Emission of nitric oxide (NO) from tropical forest soils and exchange of NO between the forest canopy and atmospheric boundary layers


Emissions of NO from soils in the Amazon rain forest were measured at 66 locations (224 measurements) using an enclosure technique, and continuous vertical profiles of NO and O3 were measured between the ground and 41-m altitude.
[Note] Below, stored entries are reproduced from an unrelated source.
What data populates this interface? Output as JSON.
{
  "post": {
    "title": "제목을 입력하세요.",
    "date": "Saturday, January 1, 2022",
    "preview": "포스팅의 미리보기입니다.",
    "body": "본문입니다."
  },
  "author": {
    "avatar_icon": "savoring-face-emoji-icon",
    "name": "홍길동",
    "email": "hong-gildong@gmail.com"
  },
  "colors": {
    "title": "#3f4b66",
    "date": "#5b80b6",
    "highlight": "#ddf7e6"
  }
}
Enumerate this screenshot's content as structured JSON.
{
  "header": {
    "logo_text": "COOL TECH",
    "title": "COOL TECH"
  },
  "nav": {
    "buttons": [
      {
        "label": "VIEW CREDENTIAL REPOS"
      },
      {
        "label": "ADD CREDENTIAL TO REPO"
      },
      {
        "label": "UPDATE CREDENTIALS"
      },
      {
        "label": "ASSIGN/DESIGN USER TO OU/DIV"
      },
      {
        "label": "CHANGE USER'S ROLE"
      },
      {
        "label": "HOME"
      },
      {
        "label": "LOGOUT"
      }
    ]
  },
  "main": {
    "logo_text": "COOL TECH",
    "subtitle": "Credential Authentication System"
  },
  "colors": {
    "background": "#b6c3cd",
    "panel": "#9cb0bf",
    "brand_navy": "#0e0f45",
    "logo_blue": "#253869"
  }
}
Fluxes of NO averaged 8.9 (±1.5) × 109 molecules cm−2 s−1 from the dominant (yellow clay) soils of the region, with larger fluxes (33.7 (±6.5) × 109 molecules cm−2 s−1) observed from adjacent white sand soils. Fluxes from clay soils were lower by more than a factor of 5 than fluxes observed during the dry season at a nearby site. Low soil emission rates were reflected in lower concentrations of NO at the top of the forest canopy in the wet season, only 30–50 pptv (parts per trillion by volume) during the daytime. The measured fluxes are consistent with chemical mass balances for NO within the forest canopy, calculated from the NO and O3 profiles taken at night, and with observations of NO between 150 and 5000 m altitude (A. L. Torres and K. R. Hooks, unpublished manuscript, 1989). Measurements of NO emission rates from soil plots fertilized using NaNO3, NH4Cl or sucrose indicated that a reductive pathway (denitrification) may have been primarily responsible for production of the NO released by both clay and sand soils.